What are Life Skills?

We pick up life skills throughout or childhood, teens and into adulthood to help us to function in difficult situations. They include practical skills such as managing a budget and time-keeping, and abstract skills such as empathy and perseverance.* Although our children are achieving higher and higher levels of academic achievement, many employers and universities complain that students’ basic life skills are often lacking. When and where should children start to practise these important abilities? 

The responsibility of schools

The classroom is a great place to introduce basic life skills, even with very young students, as many of the essential skills such as organisation, looking after personal possessions, and team-working are also necessary for school. 

Teachers of primary students often have classroom reward systems, where students receive points for arriving to class on time, clearing up their workspace, and showing kindness towards others. Primary students are also introduced to more difficult skills, such as how to act in an emergency, through drills and games to practice emergency procedures.

For secondary students, schools often focus on preparing students to manage their study time, keep detailed study notes, and present themselves in a professional manner. Although these are study skills, they are also crucial to finding and keeping a job. Students are more likely to take these lessons seriously if they know that the skills they are learning are transferable to the real world.


What can parents do?

Although schools can incorporate life skills as a topic in class, teachers see students for such a short period of time that the vast majority of skills are learnt and practised in the home rather than in the classroom.

As well as the obvious practical skills such as cleaning or cooking, why not include your child when you complete financial tasks, such as paying bills? Children can be involved in making a shopping list, planning a menu for a family meal, or any other practical task which you can safely oversee.

More important than practical skills, as a parent your biggest input is as an example of life skills for your child. This does not mean that you need to display perfect organisational skills at all times – you are human! But it does mean that when things go wrong, we can explain why and use perseverance to get back on the right track, modelling the behaviour we hope to see from our children in the future.   


At the British Council  

In our Primary Plus classes, students complete tasks every five weeks which require organisation and team work. The topics of our Primary Plus materials are also geared towards real-world skills, such as what to do in an emergency, how to follow basic instructions, or developing empathy. These skills are motivating for the students, meaning that they are more engaged in the lesson and ultimately learn more English.

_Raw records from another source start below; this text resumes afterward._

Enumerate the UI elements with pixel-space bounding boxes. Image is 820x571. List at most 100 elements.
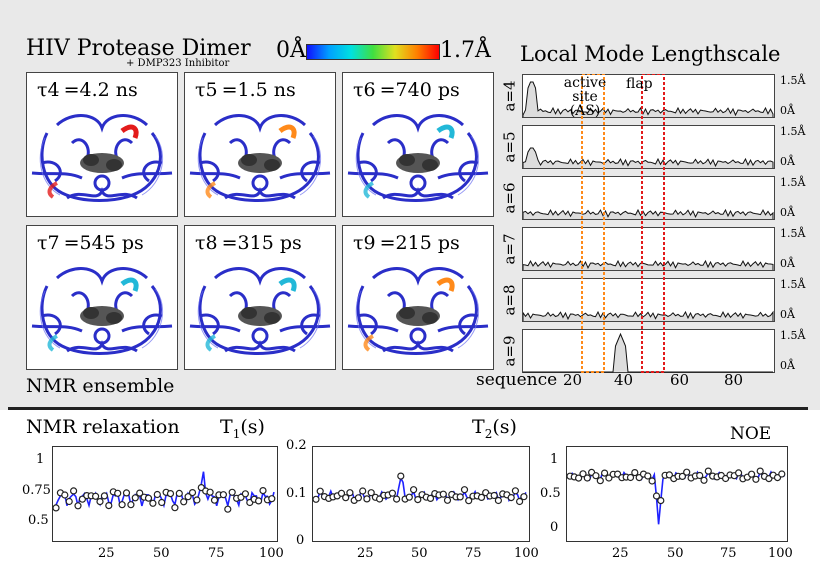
noe-xtick-50: 50 — [667, 546, 684, 561]
noe-ytick-0: 0 — [550, 520, 559, 535]
experiment-point — [100, 492, 109, 500]
t1-ytick-05: 0.5 — [28, 513, 49, 528]
experiment-point — [409, 486, 418, 494]
tau-value: =740 ps — [379, 79, 460, 101]
experiment-point — [439, 490, 447, 498]
experiment-point — [477, 493, 486, 502]
experiment-point — [255, 497, 263, 505]
lengthscale-curve — [523, 81, 774, 117]
noe-experiment-points — [566, 467, 786, 505]
tau-symbol: τ7 — [37, 232, 60, 254]
protein-ribbon-image — [189, 267, 331, 355]
row-ytick-top: 1.5Å — [780, 176, 806, 189]
experiment-point — [579, 470, 587, 478]
t1-xtick-25: 25 — [98, 546, 115, 561]
experiment-point — [153, 490, 161, 499]
experiment-point — [337, 489, 346, 497]
tau-value: =1.5 ns — [221, 79, 296, 101]
experiment-point — [696, 471, 704, 480]
lengthscale-row — [522, 278, 775, 322]
t1-xtick-75: 75 — [208, 546, 225, 561]
row-label: a=8 — [500, 278, 520, 322]
experiment-point — [188, 488, 197, 497]
protein-panel: τ5 =1.5 ns — [184, 72, 336, 217]
experiment-point — [65, 497, 73, 506]
experiment-point — [114, 489, 122, 497]
experiment-point — [224, 505, 232, 513]
lengthscale-row — [522, 227, 775, 271]
inhibitor-subtitle: + DMP323 Inhibitor — [126, 58, 230, 69]
row-ytick-bottom: 0Å — [780, 257, 795, 270]
experiment-point — [105, 501, 113, 510]
experiment-point — [241, 490, 249, 498]
t2-experiment-points — [312, 472, 528, 506]
active-site-region — [581, 74, 605, 373]
experiment-point — [219, 491, 227, 499]
experiment-point — [414, 495, 422, 504]
experiment-point — [405, 493, 413, 501]
experiment-point — [494, 496, 502, 505]
experiment-point — [388, 489, 397, 497]
experiment-point — [363, 495, 371, 503]
experiment-point — [456, 493, 464, 501]
t2-ytick-0: 0 — [296, 533, 305, 548]
protein-ribbon-image — [347, 114, 489, 202]
experiment-point — [166, 489, 175, 498]
experiment-point — [778, 470, 786, 478]
t2-ytick-02: 0.2 — [286, 438, 307, 453]
experiment-point — [149, 499, 157, 507]
experiment-point — [748, 470, 756, 478]
tau-label: τ9 =215 ps — [353, 232, 460, 254]
protein-panel: τ8 =315 ps — [184, 225, 336, 370]
t1-xtick-50: 50 — [153, 546, 170, 561]
row-label-text: a=4 — [501, 80, 519, 112]
experiment-point — [316, 487, 324, 495]
experiment-point — [259, 486, 267, 495]
experiment-point — [490, 491, 498, 500]
tau-value: =315 ps — [221, 232, 302, 254]
row-ytick-top: 1.5Å — [780, 278, 806, 291]
tau-symbol: τ6 — [353, 79, 376, 101]
protein-panel: τ9 =215 ps — [342, 225, 494, 370]
experiment-point — [136, 489, 144, 497]
row-label-text: a=5 — [501, 131, 519, 163]
experiment-point — [596, 477, 604, 485]
flap-label: flap — [626, 76, 653, 92]
noe-ytick-1: 1 — [550, 452, 559, 467]
row-label: a=5 — [500, 125, 520, 169]
experiment-point — [312, 495, 320, 503]
region-highlights — [581, 74, 665, 373]
experiment-point — [118, 501, 126, 509]
t2-title: T2(s) — [472, 416, 517, 441]
colorbar — [306, 44, 440, 60]
experiment-point — [392, 495, 401, 503]
row-ytick-bottom: 0Å — [780, 155, 795, 168]
row-label-text: a=6 — [501, 182, 519, 214]
lengthscale-curve — [523, 208, 774, 219]
lengthscale-curve — [523, 147, 774, 168]
experiment-point — [96, 497, 104, 506]
noe-xtick-100: 100 — [768, 546, 793, 561]
experiment-point — [443, 496, 452, 504]
colorbar-min-label: 0Å — [276, 38, 306, 63]
t1-experiment-points — [52, 483, 276, 513]
tau-label: τ6 =740 ps — [353, 79, 460, 101]
tau-label: τ4 =4.2 ns — [37, 79, 138, 101]
t2-xtick-75: 75 — [465, 546, 482, 561]
experiment-point — [342, 494, 350, 502]
active-site-label: active site (AS) — [563, 75, 607, 119]
experiment-point — [652, 492, 661, 500]
noe-xtick-75: 75 — [720, 546, 737, 561]
experiment-point — [52, 504, 60, 512]
experiment-point — [397, 472, 405, 480]
tau-value: =4.2 ns — [63, 79, 138, 101]
t2-xtick-100: 100 — [514, 546, 539, 561]
experiment-point — [626, 473, 635, 482]
t2-ytick-01: 0.1 — [286, 486, 307, 501]
tau-value: =215 ps — [379, 232, 460, 254]
experiment-point — [678, 472, 687, 480]
experiment-point — [206, 488, 214, 496]
experiment-point — [426, 494, 435, 503]
row-ytick-bottom: 0Å — [780, 359, 795, 372]
experiment-point — [756, 467, 764, 475]
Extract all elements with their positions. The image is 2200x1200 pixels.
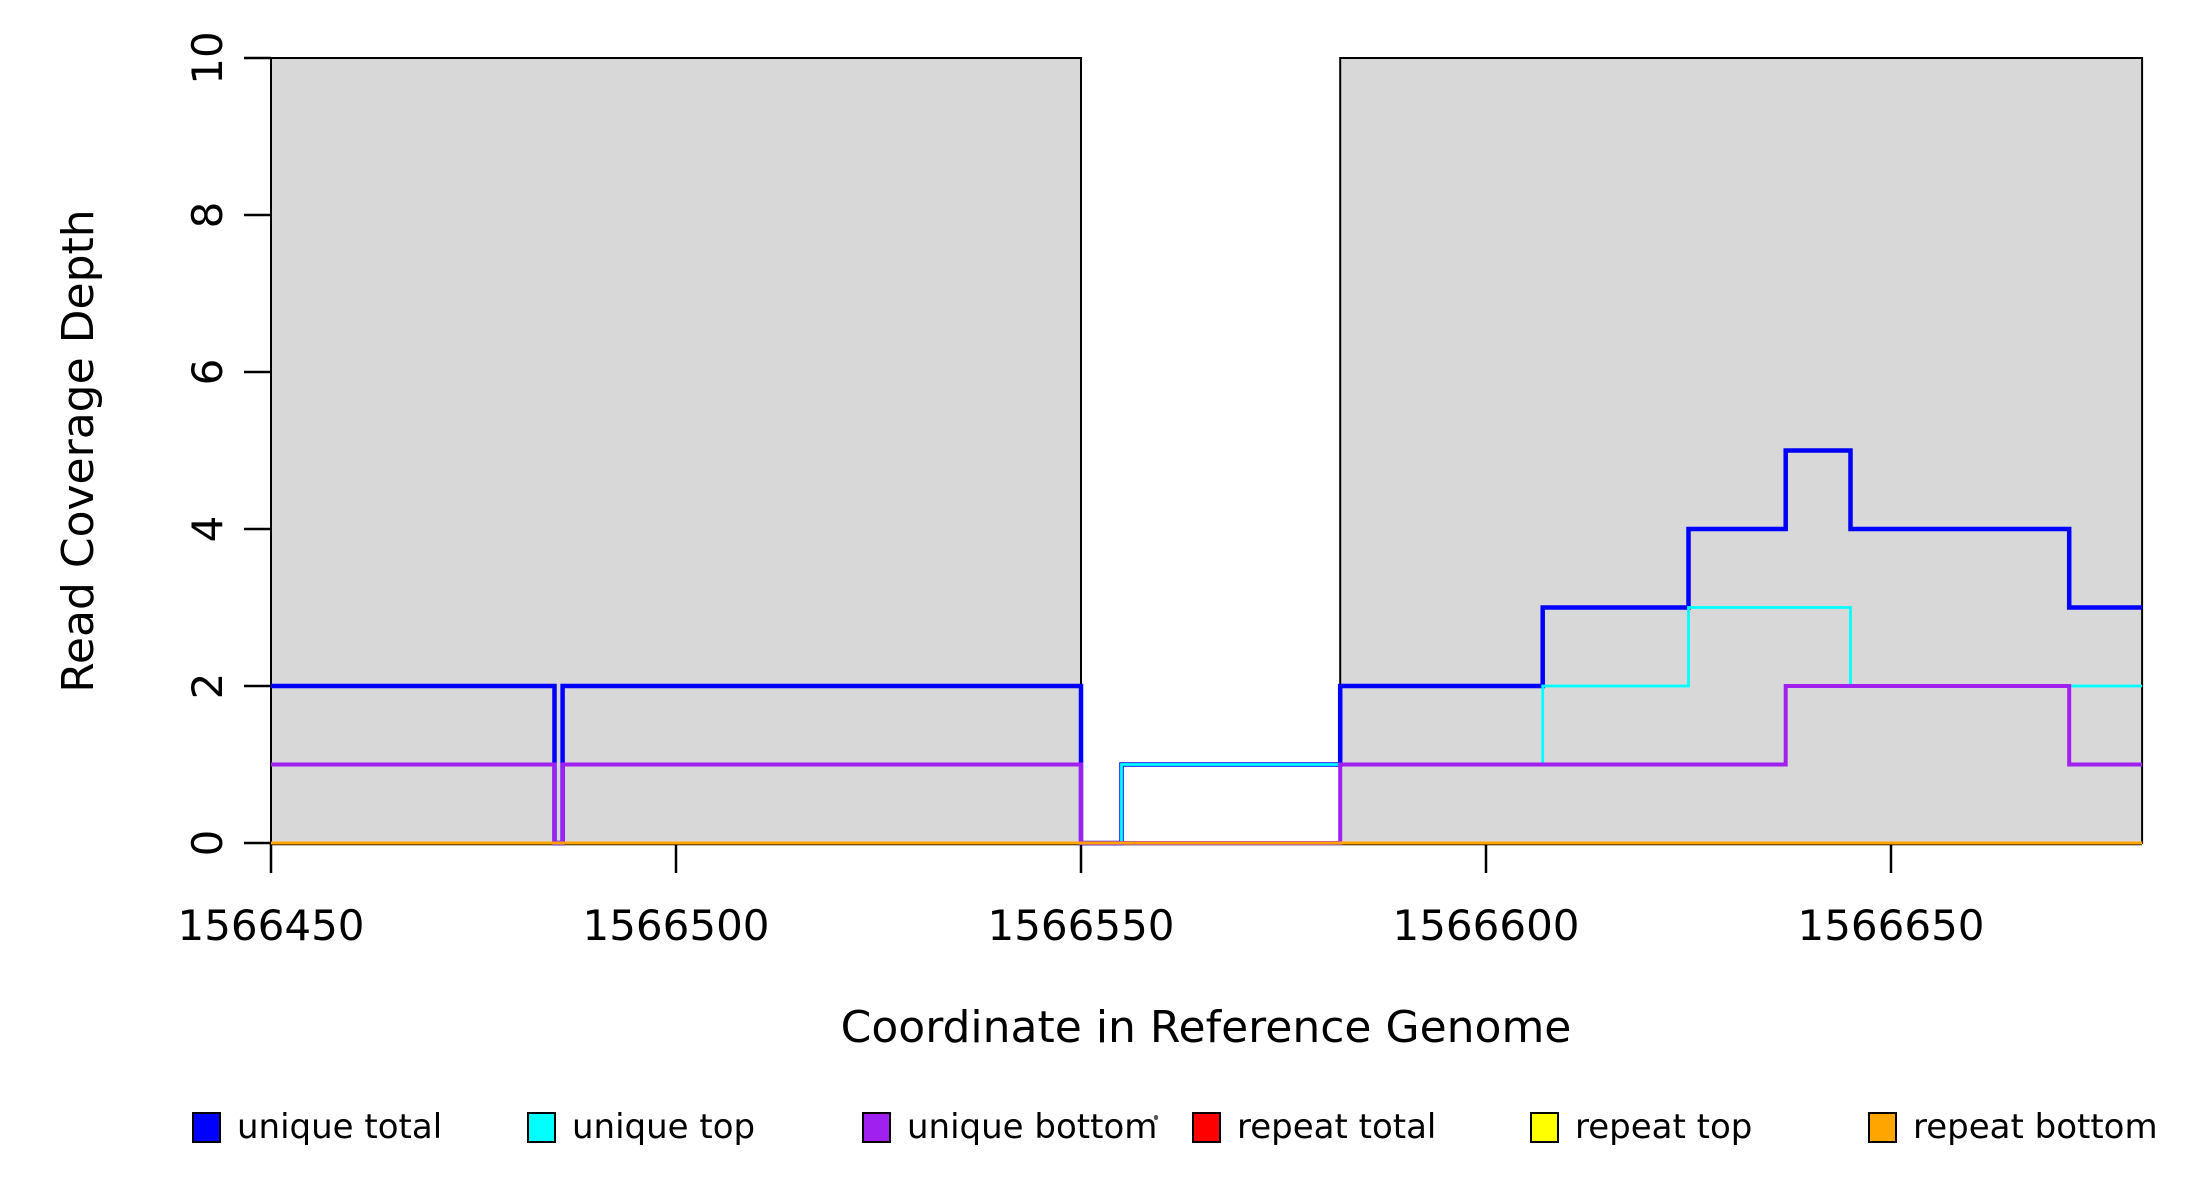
legend-label: repeat bottom <box>1913 1107 2158 1147</box>
legend-item: unique bottom <box>862 1105 1157 1149</box>
legend-swatch-repeat-total <box>1192 1111 1221 1143</box>
legend-swatch-unique-total <box>192 1111 221 1143</box>
legend-label: repeat total <box>1237 1107 1437 1147</box>
x-axis-title: Coordinate in Reference Genome <box>840 1002 1572 1053</box>
mappable-region-shade <box>270 57 1082 844</box>
legend-swatch-unique-bottom <box>862 1111 891 1143</box>
x-tick-label: 1566500 <box>582 901 770 950</box>
legend-item: unique total <box>192 1105 442 1149</box>
legend-item: repeat top <box>1530 1105 1752 1149</box>
legend-swatch-unique-top <box>527 1111 556 1143</box>
legend-label: repeat top <box>1575 1107 1753 1147</box>
y-tick-label: 0 <box>182 829 232 857</box>
y-tick-label: 10 <box>182 31 232 85</box>
legend-item: repeat total <box>1192 1105 1436 1149</box>
legend-swatch-repeat-bottom <box>1868 1111 1897 1143</box>
x-tick-label: 1566650 <box>1797 901 1985 950</box>
legend-artifact-dot <box>1154 1115 1158 1120</box>
y-tick-label: 2 <box>182 672 232 700</box>
x-tick-label: 1566550 <box>987 901 1175 950</box>
legend-label: unique total <box>237 1107 443 1147</box>
legend-item: repeat bottom <box>1868 1105 2158 1149</box>
mappable-region-shade <box>1339 57 2144 844</box>
y-tick-label: 6 <box>182 358 232 386</box>
x-tick-label: 1566450 <box>177 901 365 950</box>
y-axis-title: Read Coverage Depth <box>53 209 104 693</box>
y-tick-label: 8 <box>182 201 232 229</box>
legend-swatch-repeat-top <box>1530 1111 1559 1143</box>
y-tick-label: 4 <box>182 515 232 543</box>
legend-label: unique top <box>572 1107 756 1147</box>
x-tick-label: 1566600 <box>1392 901 1580 950</box>
legend-label: unique bottom <box>907 1107 1158 1147</box>
legend-item: unique top <box>527 1105 755 1149</box>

Our Secondary students are exposed to much more complex themes in our themed lessons every term, such as online safety or bullying. These issues require teamwork, communication, and empathy to understand, and lead on to practical tasks which students can do inside and outside of the classroom as homework.

All of our students are required to use the life skill of perseverance to achieve goals which are challenging and motivating. Learning a language to a high level is long and difficult task, and our teachers help students to break this up into manageable chunks through the use of objectives for every lesson, termly progress reports, and regular reflection on their progress.